Tuesday, March 15, 2011

What will it take to get you in this car today?

I vaguely recall the joy and excitement associated with car shopping.  Those times are LONG gone and the feeling of anxiousness and exhilaration have been replaced with those of fear, frustration and uncertainty.  When is the last time you heard someone leave a dealership with a shiny new car and say, “HA!  I won that battle!”?  It doesn’t happen often and the process of getting your own tail handed to you, along with a hefty payment, leaves some of us in search of cocktails.

My wife and I are on the hunt.  We “need” a new car and simply can’t wait any longer.  We arranged for some kid watch which left the day to just us.  It was the two of us against THEM.  We were ready… we had a plan.  With some idea of what we were looking for, we head straight to the dealership.  As we pull into the lot, you can see the vultures stirring.  Jostling for position and adjusting their ties.  Prepared for the leg humping that was about to go down, we parked and stepped out of our “old” car and were instantly greeted by a guy that looks fresh off ‘Jersey Shore’.  His hair with the proper amount of product, short and shiny.  His skin uncommonly tan for early March in Colorado.  His clothes… eh, nothing to hammer him about there.  But then I saw it.  Yep, right there in complete Joe Pesci fashion was the PINKY RING!  DOH!  I don’t know about you, but certain accessories tell a lot about a person and this one in particular, well it told me that we were in for some "fun".

We take our vehicle of choice out for a test drive and on the jaunt, get to learn that “Gino” (protecting his real name ‘cause I’m a nice guy) drives an Escalade.  Of course he does.  All goes well with the drive and we’re ready to talk numbers.  You know, the kinda talk where they put you in the world’s tiniest office and ask you if you’d like some coffee.  I think the more appropriate question would be “would you like an Elephant tranquilizer?” or perhaps “How about a roofie?”.  As we sit there and listen to our options and review the magic marker arithmetic on a folded piece of paper, things aren’t going our way.  We stop and offer our feedback which warrants a trip to the “money table”.  I don’t know what it’s officially called, but this long desk of finance jockeys held one cool cat in particular.
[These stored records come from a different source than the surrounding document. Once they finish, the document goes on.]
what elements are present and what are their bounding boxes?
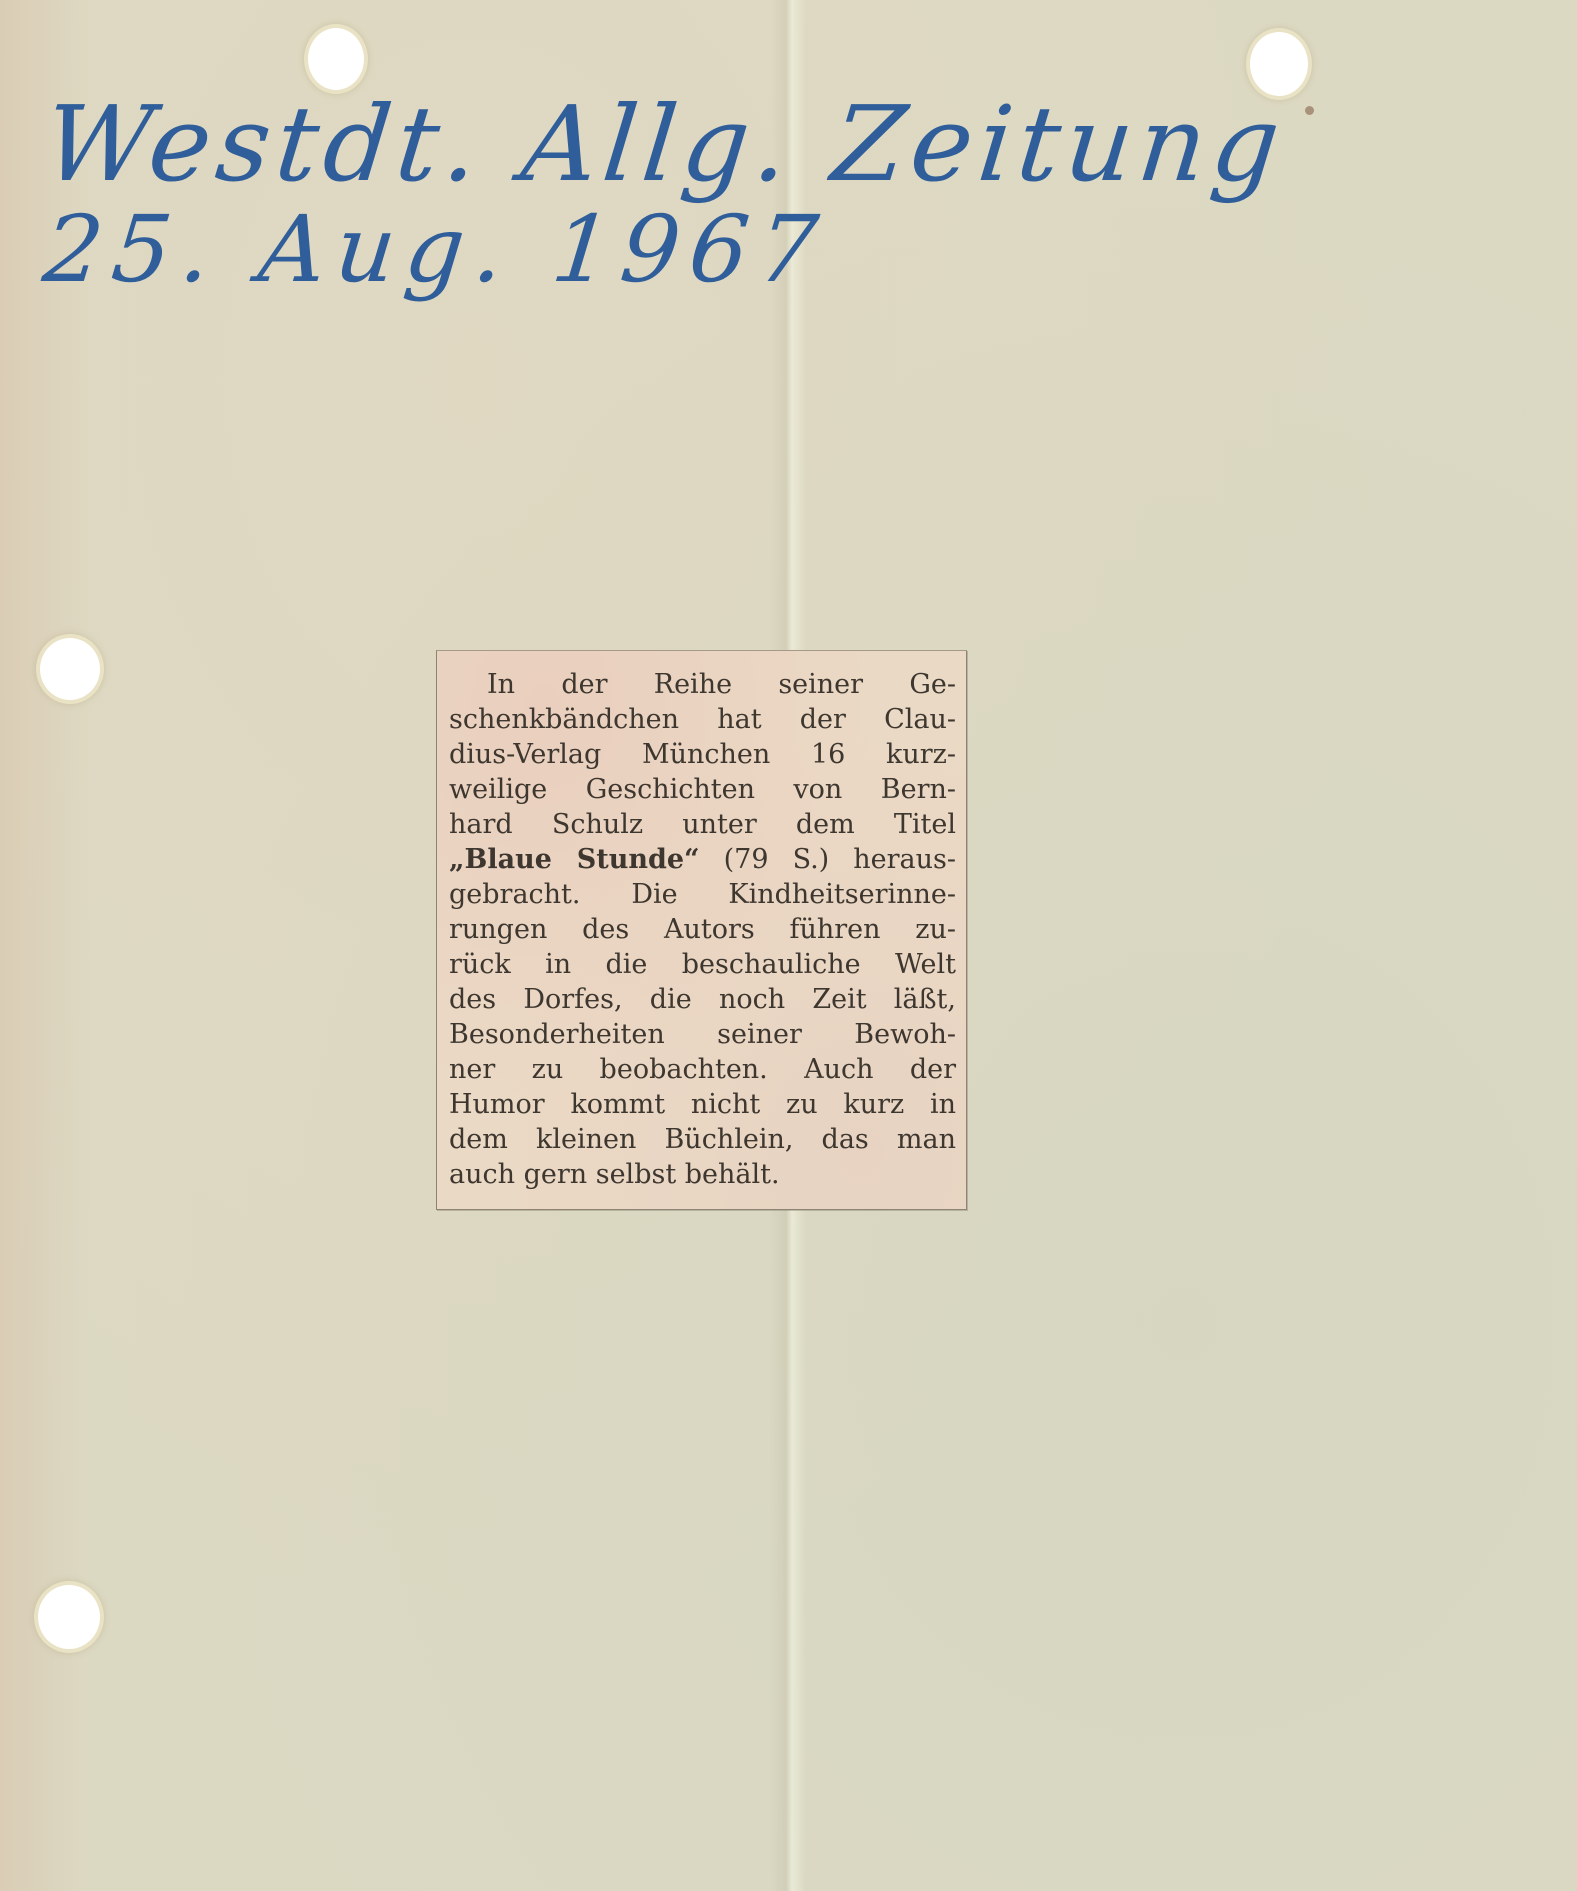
clipping-line: ner zu beobachten. Auch der [449,1052,956,1087]
book-title: „Blaue Stunde“ [449,844,700,875]
newspaper-clipping: In der Reihe seiner Ge- schenkbändchen h… [436,650,967,1210]
archival-sheet: Westdt. Allg. Zeitung 25. Aug. 1967 In d… [0,0,1577,1891]
clipping-line: dius-Verlag München 16 kurz- [449,737,956,772]
source-newspaper-name: Westdt. Allg. Zeitung [40,92,1290,196]
clipping-line: hard Schulz unter dem Titel [449,807,956,842]
clipping-line: Humor kommt nicht zu kurz in [449,1087,956,1122]
book-pages: (79 S.) heraus- [700,844,956,875]
clipping-line: rungen des Autors führen zu- [449,912,956,947]
handwritten-source-annotation: Westdt. Allg. Zeitung 25. Aug. 1967 [29,92,1290,296]
source-date: 25. Aug. 1967 [29,204,1278,296]
punch-hole-lower-left [38,1585,100,1649]
clipping-line: weilige Geschichten von Bern- [449,772,956,807]
punch-hole-middle-left [40,638,100,700]
clipping-line: dem kleinen Büchlein, das man [449,1122,956,1157]
paper-stain [1305,106,1314,115]
clipping-line: des Dorfes, die noch Zeit läßt, [449,982,956,1017]
clipping-line: Besonderheiten seiner Bewoh- [449,1017,956,1052]
clipping-line: In der Reihe seiner Ge- [449,667,956,702]
punch-hole-top-left [308,28,364,90]
clipping-line: auch gern selbst behält. [449,1157,956,1192]
clipping-body: In der Reihe seiner Ge- schenkbändchen h… [449,667,956,1192]
clipping-line: gebracht. Die Kindheitserinne- [449,877,956,912]
clipping-line-book-title: „Blaue Stunde“ (79 S.) heraus- [449,842,956,877]
clipping-line: rück in die beschauliche Welt [449,947,956,982]
clipping-line: schenkbändchen hat der Clau- [449,702,956,737]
With slicked back, and well product-ed (I know, not a word) jet black hair, a pair of AWESOME sunglasses on and a scarf that wrapped around his neck was the man with the plan.  Kinda creepy actually and made the whole experience feel as though we were trying to smuggle rare chickens across a border that didn’t like rare chickens.
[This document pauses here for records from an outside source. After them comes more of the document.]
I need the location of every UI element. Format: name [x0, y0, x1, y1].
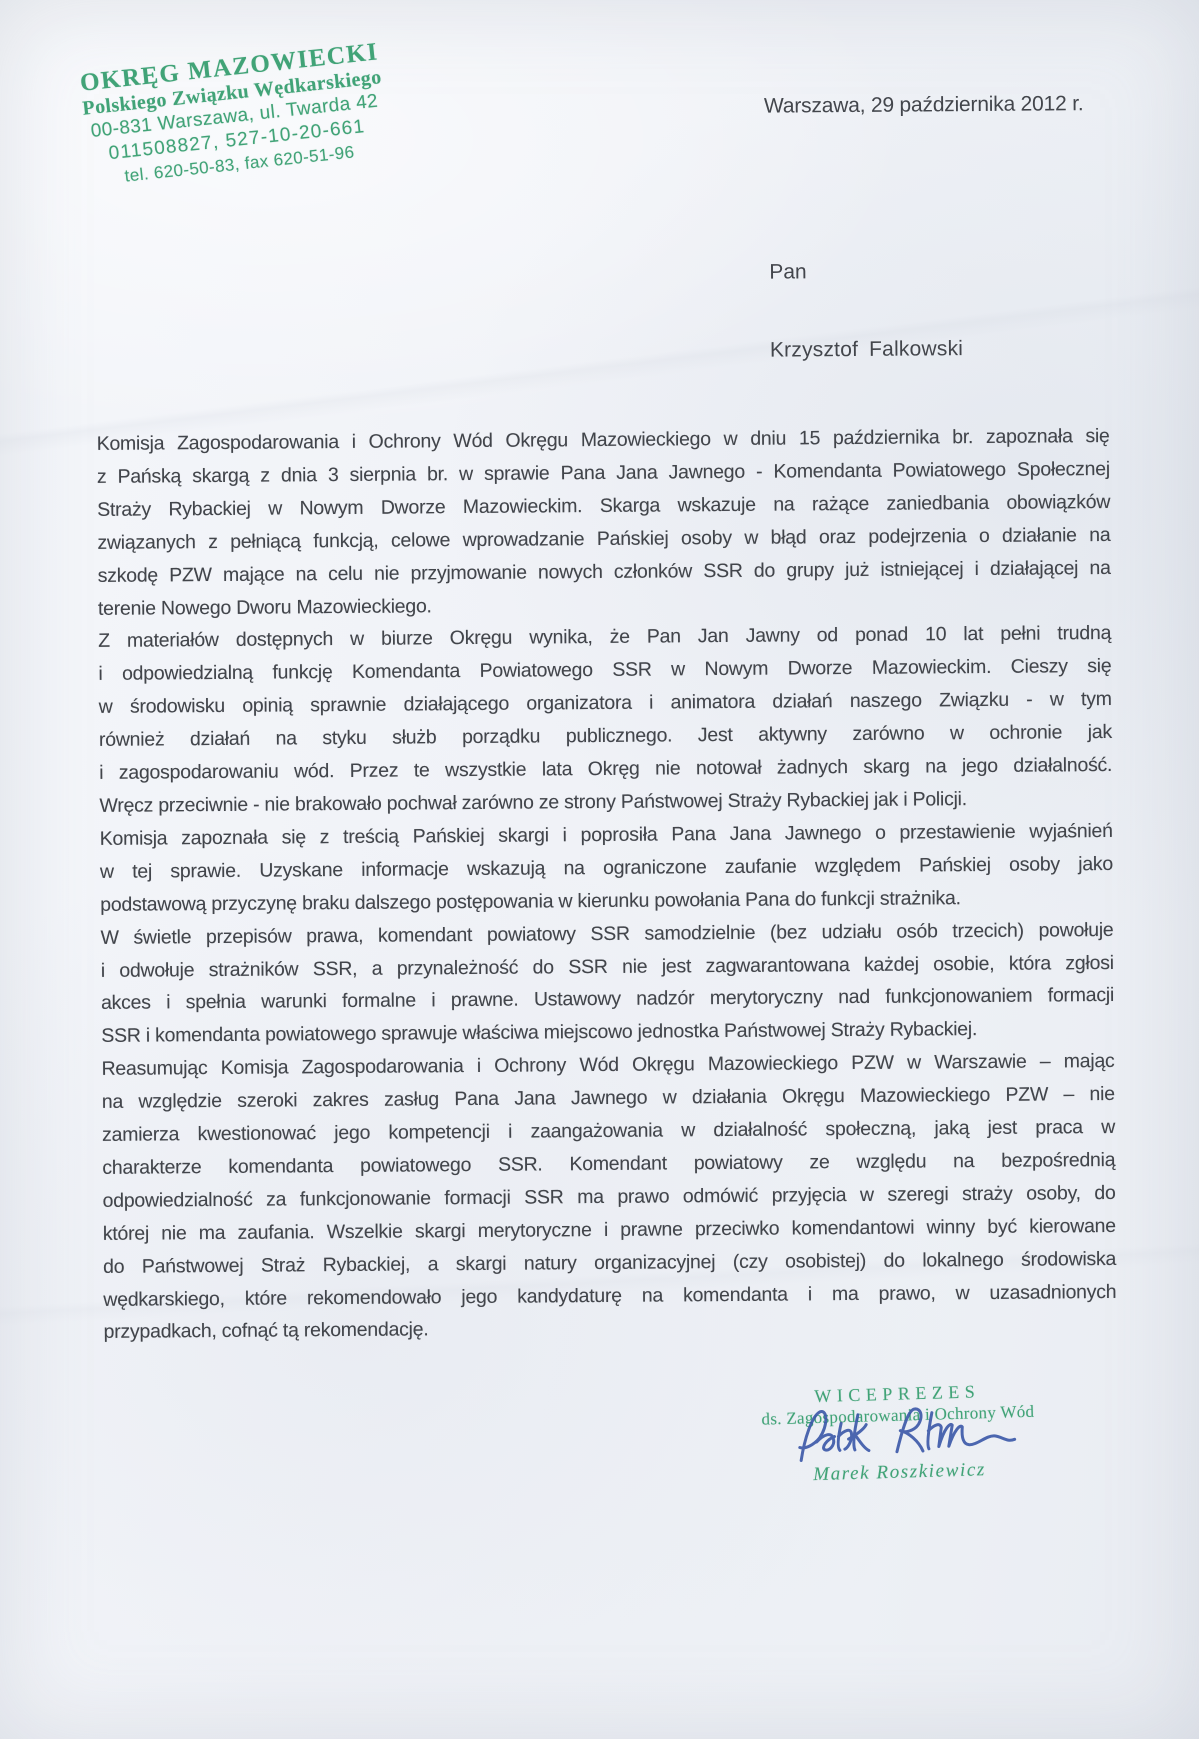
paragraph: Reasumując Komisja Zagospodarowania i Oc…	[101, 1045, 1116, 1349]
addressee-salutation: Pan	[769, 260, 807, 284]
paragraph: Komisja zapoznała się z treścią Pańskiej…	[100, 815, 1114, 922]
paragraph: Z materiałów dostępnych w biurze Okręgu …	[98, 617, 1113, 822]
dateline: Warszawa, 29 października 2012 r.	[764, 92, 1084, 119]
paragraph: W świetle przepisów prawa, komendant pow…	[100, 914, 1114, 1054]
body-line: przypadkach, cofnąć tą rekomendację.	[103, 1308, 1116, 1349]
addressee-name: Krzysztof Falkowski	[770, 337, 963, 363]
letterhead-stamp: OKRĘG MAZOWIECKI Polskiego Związku Wędka…	[78, 38, 391, 191]
signature-block: WICEPREZES ds. Zagospodarowania i Ochron…	[715, 1378, 1082, 1488]
scanned-letter-page: OKRĘG MAZOWIECKI Polskiego Związku Wędka…	[0, 0, 1199, 1739]
letter-content: OKRĘG MAZOWIECKI Polskiego Związku Wędka…	[0, 0, 1199, 1739]
paragraph: Komisja Zagospodarowania i Ochrony Wód O…	[97, 420, 1112, 625]
signer-name: Marek Roszkiewicz	[717, 1456, 1081, 1488]
letter-body: Komisja Zagospodarowania i Ochrony Wód O…	[97, 420, 1117, 1349]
While waiting for the ‘money man’ to redo his magic marker collage, Gino returned to our tiny office and attempted some small talk.  He asked about my shoes.  Then noticed the brand of jeans I was wearing (ummmm…. nevermind) and then said your 24 huh?  No, I’m not 24 but this is my blog and I can be 24 if I like.  He said, “you’re only a year older than me”.  What in the heck does that mean?  My response…  “ahhh….”.  We then learned of his daily routine which surprisingly wasn’t GTL (Gym, Tanning, Laundry) – although close.  He works out and doesn’t drink or use any drugs.  He has a girlfriend that is 11 years younger than him.  Where is ‘money man’???  We are more than ready to mark up version two of our “options”.  Please ‘money man’… hurry up!
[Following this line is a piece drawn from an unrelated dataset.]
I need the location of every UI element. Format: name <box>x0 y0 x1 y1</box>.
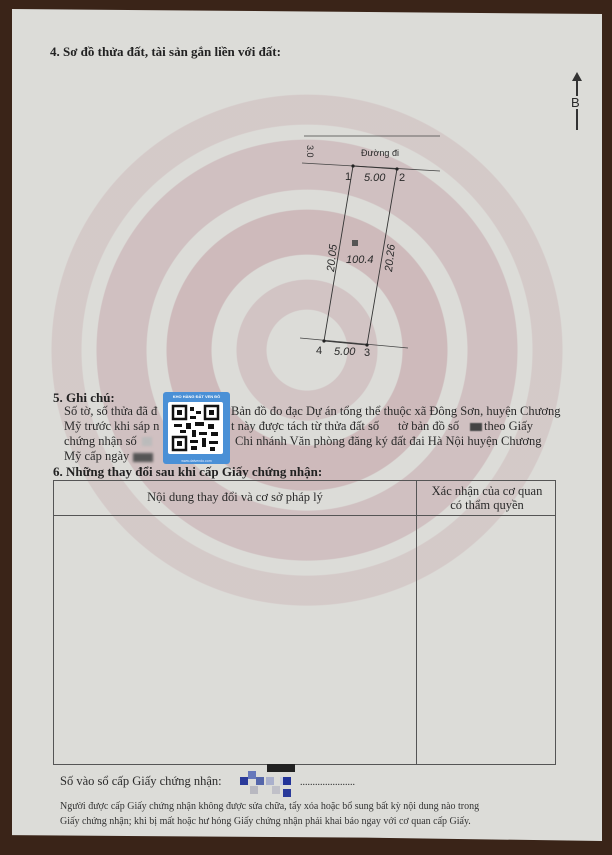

The final return to the land of tiny office from the manager, and this time the numbers look good and we’re nearing our decision.  Yep, things look good and we decide that WE’RE IN and the vehicle is in transit as I type!  Yeah!?  So, chalk one up for the good guys?  Would my wife and I leave the dealership with a sense of victory and triumph for our new purchase?  Well, sorta.  We do feel as though we finally got a good deal on the vehicle that we wanted so that was good…. The challenge comes in trying to mentally delete all the Gino and ‘money man’ quips and images from our visit.  It’s hard to clean your brain of such an experience.  So for those of you looking for a new ride, know that you will most certainly feel dirty and violated as you leave the establishment.  It’s not you… it’s them and you aren’t alone.